The talk series “Soul Relationships” continued this past Sunday. The title was “Beneath the Surface,” and we looked at the relationship of Samson and Delilah from the Old Testament.

The four key points from this talk were:

Point One: Selfishness can destroy a relationship.

“The purpose of a relationship is not for two incomplete people to become one, but rather for two complete people to join together for the greater glory of God.” – Marianne Williamson

Stephen Levine said, “In order for a relationship to be really successful in the widest sense of the term, you have to want God more than you want your partner.”

Four important ingredients for a successful relationship:
1.    You – what commitment do you bring to the relationship?
2.    Your partner – what commitment does he or she bring to the relationship?
3.    The relationship itself – what importance do you both place on the relationship?
4.    and, most importantly, GOD.

If you are in a relationship or want a relationship, it is best if you are willing to look and see if you have any unhealthy beliefs about relationships and change your perception about them.

couple at sunsetQuestions to ask yourself:

•    What can I become in this process?
•    As a committed partner in this relationship, what am I discovering about myself?
•    Where do I need to grow?
•    What biases, prejudices, or distortions do I have about myself, my partner, or this relationship?

Point Two:  Do not use your partner’s vulnerability to hurt them.

Samson’s hair was his weak spot and Delilah used it against him. All of us in close intimate relationships have learned our partner’s vulnerability. And if we haven’t, it is not a close relationship.

A ground rule for fair fighting: I do not use my partner’s vulnerability to hurt them.

Point 3. Congruency between our words and our actions.

The words “I love you” don’t mean much if they are not followed by loving action. The words “I love you” are very difficult for some people to say, especially if there is history of incongruence between the words and actions.

Point 4. Relationships are only as strong as the depth of what is shared in common.

What I have come to know is that it almost doesn’t matter how much you share in common. What really matters are that the deepest things that are important to you are equally important to your partner. For example, if family is deeply important to you, it needs to be shared by your partner.
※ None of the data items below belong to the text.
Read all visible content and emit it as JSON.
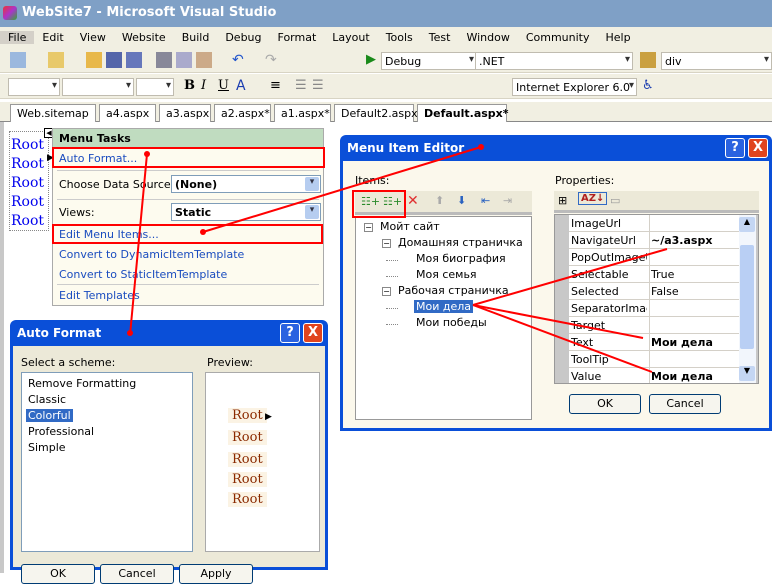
{
  "window": {
    "title": "WebSite7 - Microsoft Visual Studio"
  },
  "menu": [
    "File",
    "Edit",
    "View",
    "Website",
    "Build",
    "Debug",
    "Format",
    "Layout",
    "Tools",
    "Test",
    "Window",
    "Community",
    "Help"
  ],
  "toolbar": {
    "config": "Debug",
    "platform": ".NET",
    "find": "div",
    "browser": "Internet Explorer 6.0",
    "bold": "B",
    "italic": "I",
    "underline": "U"
  },
  "tabs": [
    "Web.sitemap",
    "a4.aspx",
    "a3.aspx",
    "a2.aspx*",
    "a1.aspx*",
    "Default2.aspx",
    "Default.aspx*"
  ],
  "design": {
    "roots": [
      "Root",
      "Root",
      "Root",
      "Root",
      "Root"
    ]
  },
  "menu_tasks": {
    "title": "Menu Tasks",
    "auto_format": "Auto Format...",
    "data_source_label": "Choose Data Source:",
    "data_source_value": "(None)",
    "views_label": "Views:",
    "views_value": "Static",
    "edit_items": "Edit Menu Items...",
    "convert_dynamic": "Convert to DynamicItemTemplate",
    "convert_static": "Convert to StaticItemTemplate",
    "edit_templates": "Edit Templates"
  },
  "auto_format": {
    "title": "Auto Format",
    "scheme_label": "Select a scheme:",
    "schemes": [
      "Remove Formatting",
      "Classic",
      "Colorful",
      "Professional",
      "Simple"
    ],
    "selected": "Colorful",
    "preview_label": "Preview:",
    "preview": [
      "Root",
      "Root",
      "Root",
      "Root",
      "Root"
    ],
    "ok": "OK",
    "cancel": "Cancel",
    "apply": "Apply",
    "help": "?",
    "close": "X"
  },
  "item_editor": {
    "title": "Menu Item Editor",
    "items_label": "Items:",
    "properties_label": "Properties:",
    "tree": [
      {
        "text": "Мойт сайт",
        "level": 0
      },
      {
        "text": "Домашняя страничка",
        "level": 1
      },
      {
        "text": "Моя биография",
        "level": 2
      },
      {
        "text": "Моя семья",
        "level": 2
      },
      {
        "text": "Рабочая страничка",
        "level": 1
      },
      {
        "text": "Мои дела",
        "level": 2,
        "selected": true
      },
      {
        "text": "Мои победы",
        "level": 2
      }
    ],
    "properties": [
      {
        "name": "ImageUrl",
        "value": ""
      },
      {
        "name": "NavigateUrl",
        "value": "~/a3.aspx",
        "bold": true
      },
      {
        "name": "PopOutImageUrl",
        "value": ""
      },
      {
        "name": "Selectable",
        "value": "True"
      },
      {
        "name": "Selected",
        "value": "False"
      },
      {
        "name": "SeparatorImageUrl",
        "value": ""
      },
      {
        "name": "Target",
        "value": ""
      },
      {
        "name": "Text",
        "value": "Мои дела",
        "bold": true
      },
      {
        "name": "ToolTip",
        "value": ""
      },
      {
        "name": "Value",
        "value": "Мои дела",
        "bold": true
      }
    ],
    "ok": "OK",
    "cancel": "Cancel",
    "help": "?",
    "close": "X"
  },
  "colors": {
    "titlebar": "#7fa0c6",
    "dialog_caption": "#0a4fd8",
    "annotation": "#ff0000",
    "selection": "#316ac5"
  }
}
If your spirituality is really important to you, you won’t have the deepest, most close relationship if your partner does not share their own quest for a spiritual life. It’s more than your parter just being okay with it. He or she has to want it too.

Relations are deeply important and they can be challenging as well. What carries us through is our commitment to God and to the relationship. Today, make a commitment to experience your relationships beneath the surface. In loving partnerships, we can flourish and grow and be so much more than what we ever imagined. That kind of energy can change the world.